Ashish Kamat: But how does it exactly correlate with your sequencing data? Because it wasn't developed by your sequencing data, right, it's informed-
Tahlita Zuiverloon: No, correct. So we did two things. So first of all, you can analyze sequencing data with their algorithms for OncoSIGNal. That's what we started with. And when we saw that the signal corresponds to the outcome, so patients having a BRS3 OncoSIGNal and also BRS3 whole-transcriptomic sequencing data, that correlated very nicely.
And then we said, "Okay, then we should also look into RNA." Because that's the assay is made for. So we extracted RNA from these patients and we send it to Philips by then. And they did again the analysis, and it fit perfectly. So that's how we performed the analysis.
Ashish Kamat: Great, excellent. Once again, congratulations on this body of work. This is a great step forward in this whole field of looking at response to BCG, this, the UROMOL data, the cytokine separate data, all of this together.

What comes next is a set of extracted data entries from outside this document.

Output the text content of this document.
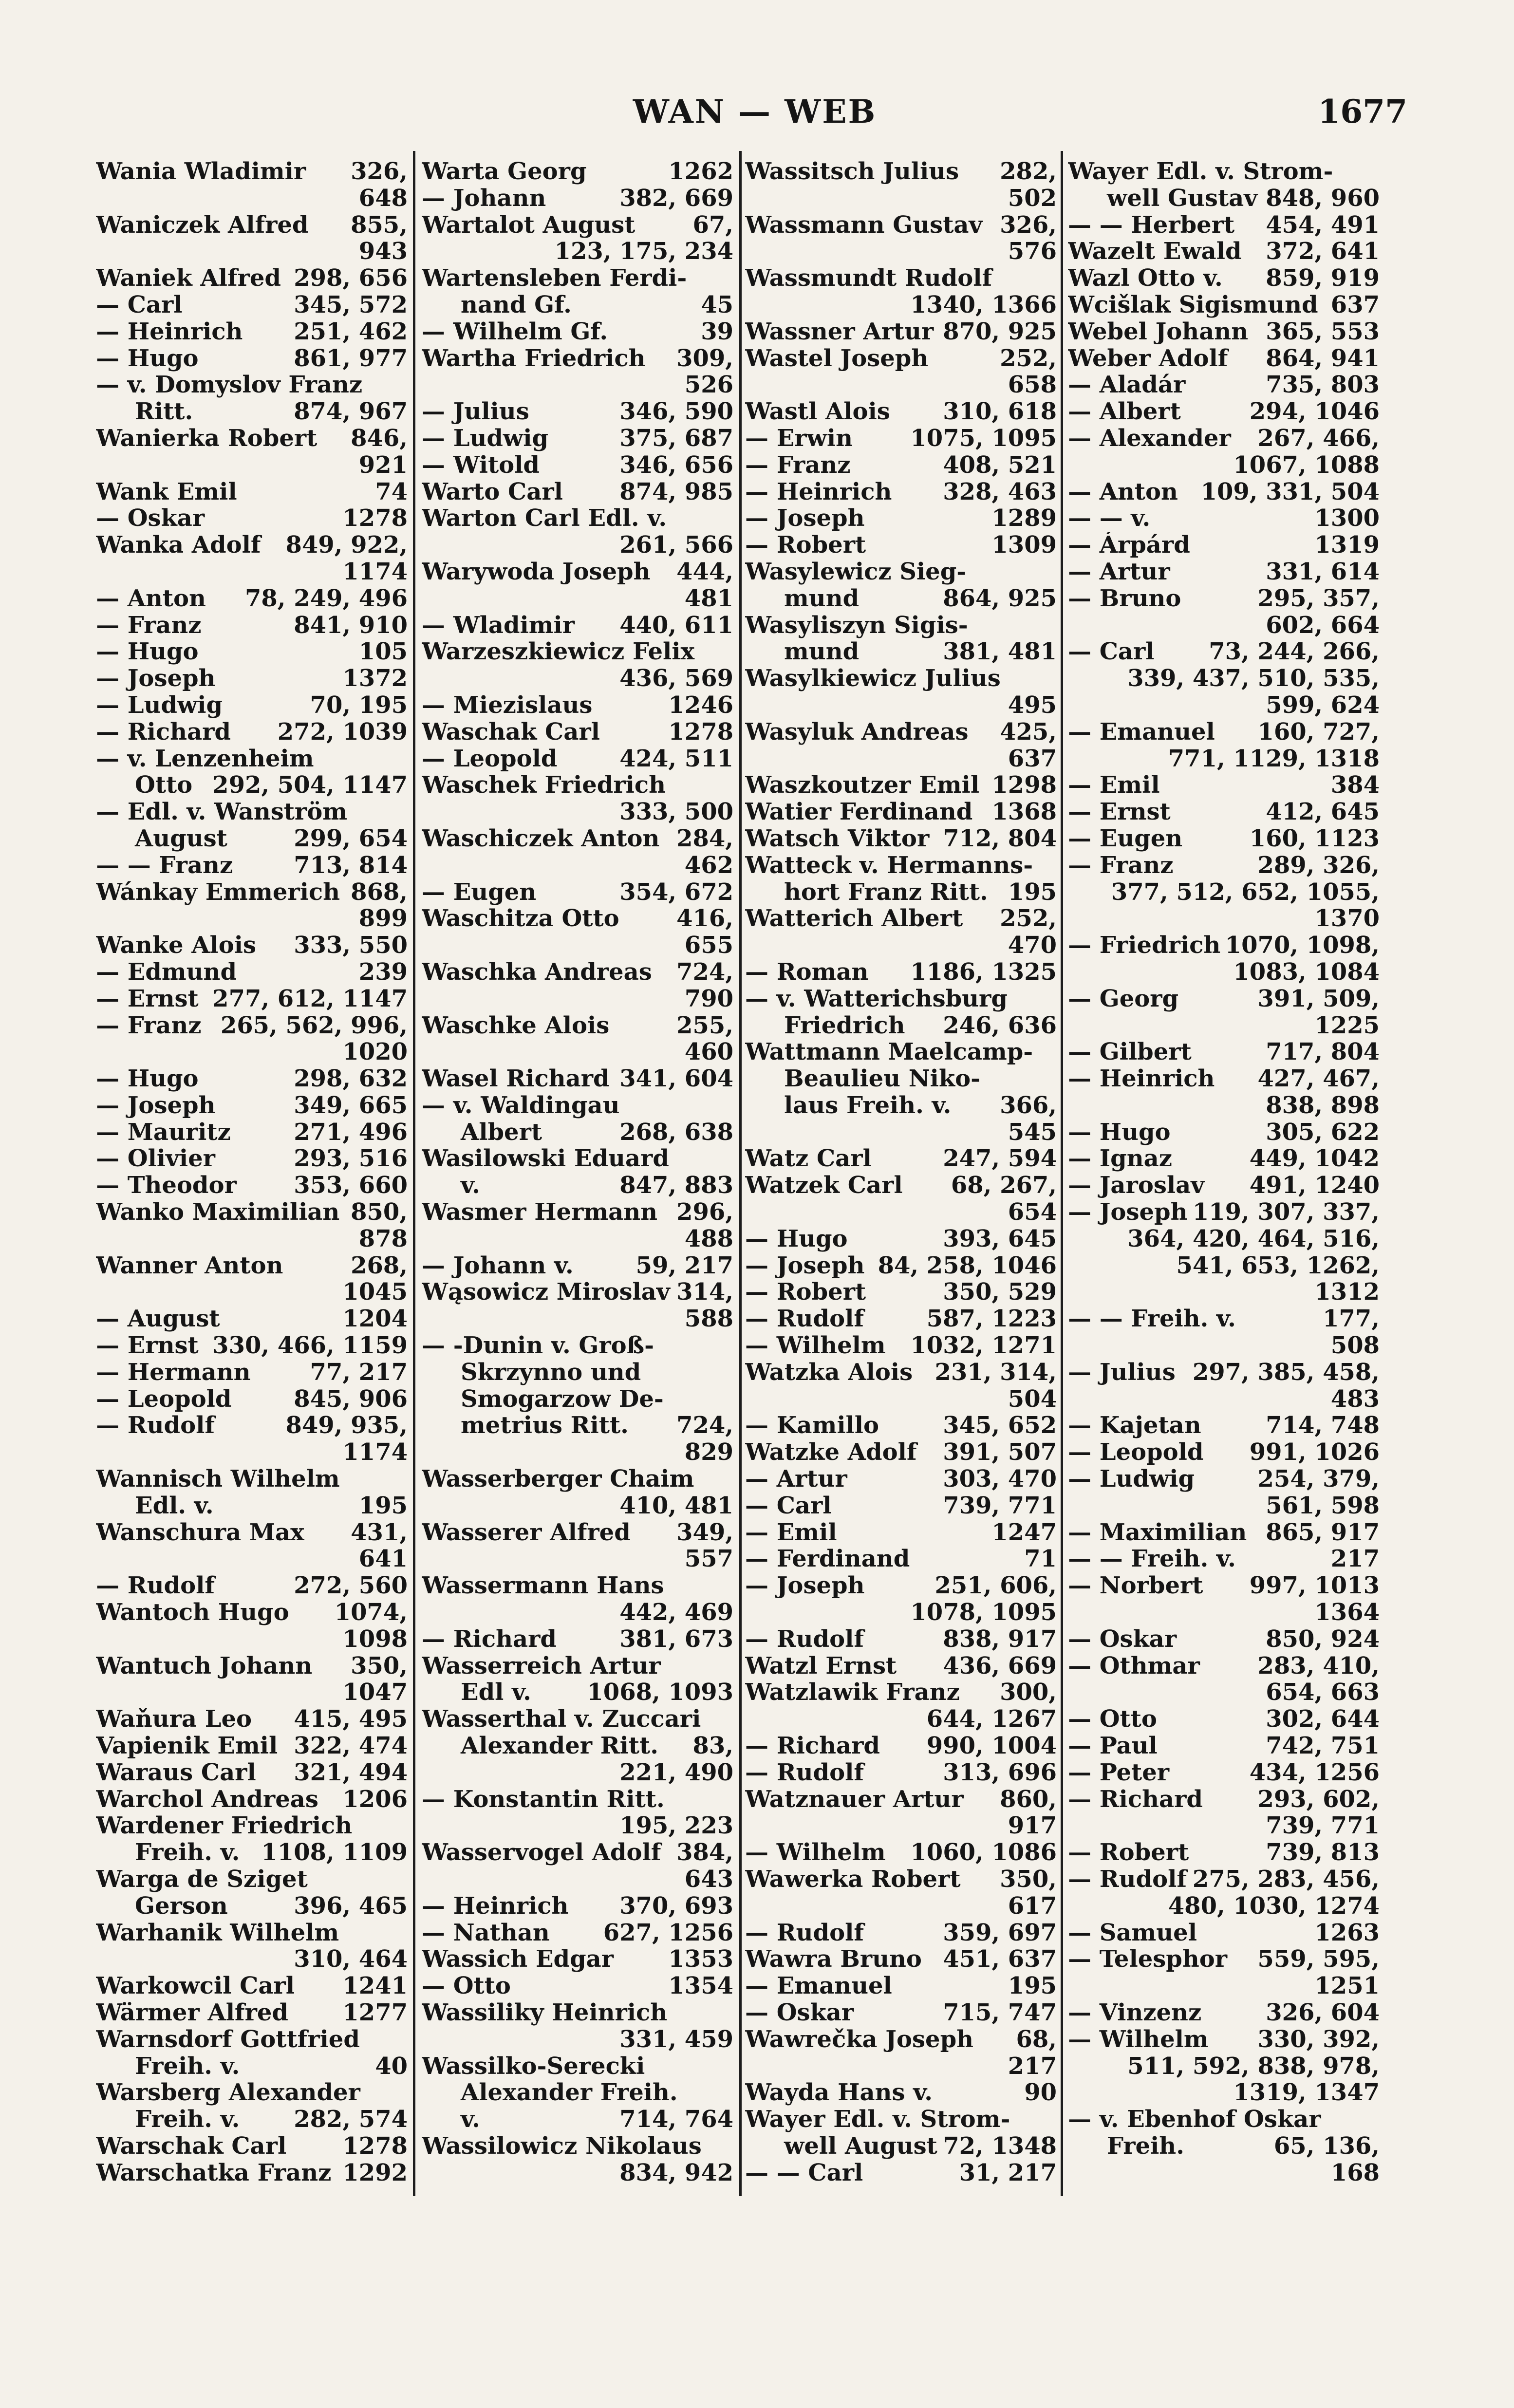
WAN — WEB	1677
Wania Wladimir 326,
648
Waniczek Alfred 855,
943
Waniek Alfred 298, 656
— Carl	345, 572
— Heinrich 251, 462
— Hugo	861, 977
— v. Domyslov Franz
Ritt.	874, 967
Wanierka Robert 846,
921
Wank Emil	74
— Oskar	1278
Wanka Adolf 849, 922,
1174
— Anton 78, 249, 496
— Franz	841, 910
— Hugo	105
— Joseph	1372
— Ludwig	70, 195
— Richard 272, 1039
— v. Lenzenheim
Otto 292, 504, 1147
— Edl. v. Wanström
August	299, 654
— — Franz	713, 814
Wánkay Emmerich 868,
899
Wanke Alois 333, 550
— Edmund	239
— Ernst 277, 612, 1147
— Franz 265, 562, 996,
1020
— Hugo	298, 632
— Joseph	349, 665
— Mauritz	271, 496
— Olivier	293, 516
— Theodor 353, 660
Wanko Maximilian 850,
878
Wanner Anton	268,
1045
— August	1204
— Ernst 330, 466, 1159
— Hermann	77, 217
— Leopold	845, 906
— Rudolf	849, 935,
1174
Wannisch Wilhelm
Edl. v.	195
Wanschura Max 431,
641
— Rudolf	272, 560
Wantoch Hugo 1074,
1098
Wantuch Johann 350,
1047
Waňura Leo 415, 495
Vapienik Emil 322, 474
Waraus Carl 321, 494
Warchol Andreas 1206
Wardener Friedrich
Freih. v. 1108, 1109
Warga de Sziget
Gerson	396, 465
Warhanik Wilhelm
310, 464
Warkowcil Carl 1241
Wärmer Alfred 1277
Warnsdorf Gottfried
Freih. v.	40
Warsberg Alexander
Freih. v. 282, 574
Warschak Carl 1278
Warschatka Franz 1292
Warta Georg	1262
— Johann	382, 669
Wartalot August 67,
123, 175, 234
Wartensleben Ferdi-
nand Gf.	45
— Wilhelm Gf.	39
Wartha Friedrich 309,
526
— Julius	346, 590
— Ludwig	375, 687
— Witold	346, 656
Warto Carl 874, 985
Warton Carl Edl. v.
261, 566
Warywoda Joseph 444,
481
— Wladimir 440, 611
Warzeszkiewicz Felix
436, 569
— Miezislaus	1246
Waschak Carl	1278
— Leopold	424, 511
Waschek Friedrich
333, 500
Waschiczek Anton 284,
462
— Eugen	354, 672
Waschitza Otto 416,
655
Waschka Andreas 724,
790
Waschke Alois	255,
460
Wasel Richard 341, 604
— v. Waldingau
Albert	268, 638
Wasilowski Eduard
v.	847, 883
Wasmer Hermann 296,
488
— Johann v.	59, 217
Wąsowicz Miroslav 314,
588
— -Dunin v. Groß-
Skrzynno und
Smogarzow De-
metrius Ritt. 724,
829
Wasserberger Chaim
410, 481
Wasserer Alfred 349,
557
Wassermann Hans
442, 469
— Richard	381, 673
Wasserreich Artur
Edl v. 1068, 1093
Wasserthal v. Zuccari
Alexander Ritt. 83,
221, 490
— Konstantin Ritt.
195, 223
Wasservogel Adolf 384,
643
— Heinrich 370, 693
— Nathan 627, 1256
Wassich Edgar 1353
— Otto	1354
Wassiliky Heinrich
331, 459
Wassilko-Serecki
Alexander Freih.
v.	714, 764
Wassilowicz Nikolaus
834, 942
Wassitsch Julius 282,
502
Wassmann Gustav 326,
576
Wassmundt Rudolf
1340, 1366
Wassner Artur 870, 925
Wastel Joseph	252,
658
Wastl Alois 310, 618
— Erwin 1075, 1095
— Franz	408, 521
— Heinrich 328, 463
— Joseph	1289
— Robert	1309
Wasylewicz Sieg-
mund	864, 925
Wasyliszyn Sigis-
mund	381, 481
Wasylkiewicz Julius
495
Wasyluk Andreas 425,
637
Waszkoutzer Emil 1298
Watier Ferdinand 1368
Watsch Viktor 712, 804
Watteck v. Hermanns-
hort Franz Ritt. 195
Watterich Albert 252,
470
— Roman 1186, 1325
— v. Watterichsburg
Friedrich 246, 636
Wattmann Maelcamp-
Beaulieu Niko-
laus Freih. v. 366,
545
Watz Carl	247, 594
Watzek Carl 68, 267,
654
— Hugo	393, 645
— Joseph 84, 258, 1046
— Robert	350, 529
— Rudolf	587, 1223
— Wilhelm 1032, 1271
Watzka Alois 231, 314,
504
— Kamillo	345, 652
Watzke Adolf 391, 507
— Artur	303, 470
— Carl	739, 771
— Emil	1247
— Ferdinand	71
— Joseph	251, 606,
1078, 1095
— Rudolf	838, 917
Watzl Ernst 436, 669
Watzlawik Franz 300,
644, 1267
— Richard 990, 1004
— Rudolf	313, 696
Watznauer Artur 860,
917
— Wilhelm 1060, 1086
Wawerka Robert 350,
617
— Rudolf	359, 697
Wawra Bruno 451, 637
— Emanuel	195
— Oskar	715, 747
Wawrečka Joseph 68,
217
Wayda Hans v.	90
Wayer Edl. v. Strom-
well August 72, 1348
— — Carl	31, 217
Wayer Edl. v. Strom-
well Gustav 848, 960
— — Herbert 454, 491
Wazelt Ewald 372, 641
Wazl Otto v. 859, 919
Wcišlak Sigismund 637
Webel Johann 365, 553
Weber Adolf 864, 941
— Aladár	735, 803
— Albert	294, 1046
— Alexander 267, 466,
1067, 1088
— Anton 109, 331, 504
— — v.	1300
— Árpárd	1319
— Artur	331, 614
— Bruno	295, 357,
602, 664
— Carl 73, 244, 266,
339, 437, 510, 535,
599, 624
— Emanuel 160, 727,
771, 1129, 1318
— Emil	384
— Ernst	412, 645
— Eugen	160, 1123
— Franz	289, 326,
377, 512, 652, 1055,
1370
— Friedrich 1070, 1098,
1083, 1084
— Georg	391, 509,
1225
— Gilbert	717, 804
— Heinrich 427, 467,
838, 898
— Hugo	305, 622
— Ignaz	449, 1042
— Jaroslav 491, 1240
— Joseph 119, 307, 337,
364, 420, 464, 516,
541, 653, 1262,
1312
— — Freih. v.	177,
508
— Julius 297, 385, 458,
483
— Kajetan	714, 748
— Leopold 991, 1026
— Ludwig	254, 379,
561, 598
— Maximilian 865, 917
— — Freih. v.	217
— Norbert 997, 1013
1364
— Oskar	850, 924
— Othmar 283, 410,
654, 663
— Otto	302, 644
— Paul	742, 751
— Peter	434, 1256
— Richard 293, 602,
739, 771
— Robert	739, 813
— Rudolf 275, 283, 456,
480, 1030, 1274
— Samuel	1263
— Telesphor 559, 595,
1251
— Vinzenz	326, 604
— Wilhelm 330, 392,
511, 592, 838, 978,
1319, 1347
— v. Ebenhof Oskar
Freih.	65, 136,
168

At one point, we obviously hope we can sit with a patient and say, "Based on this, we can strongly recommend go forward with BCG or strongly recommend against it." Because right now, again, as you showed in your curves, there's not a clear separation just using clinical parameters. And sometimes you get surprised and patients actually do really well with BCG when you expect them not to.
So this is a really great effort. And thank you again for taking the time and sharing with all of us.
Tahlita Zuiverloon: Yeah, thank you for having me.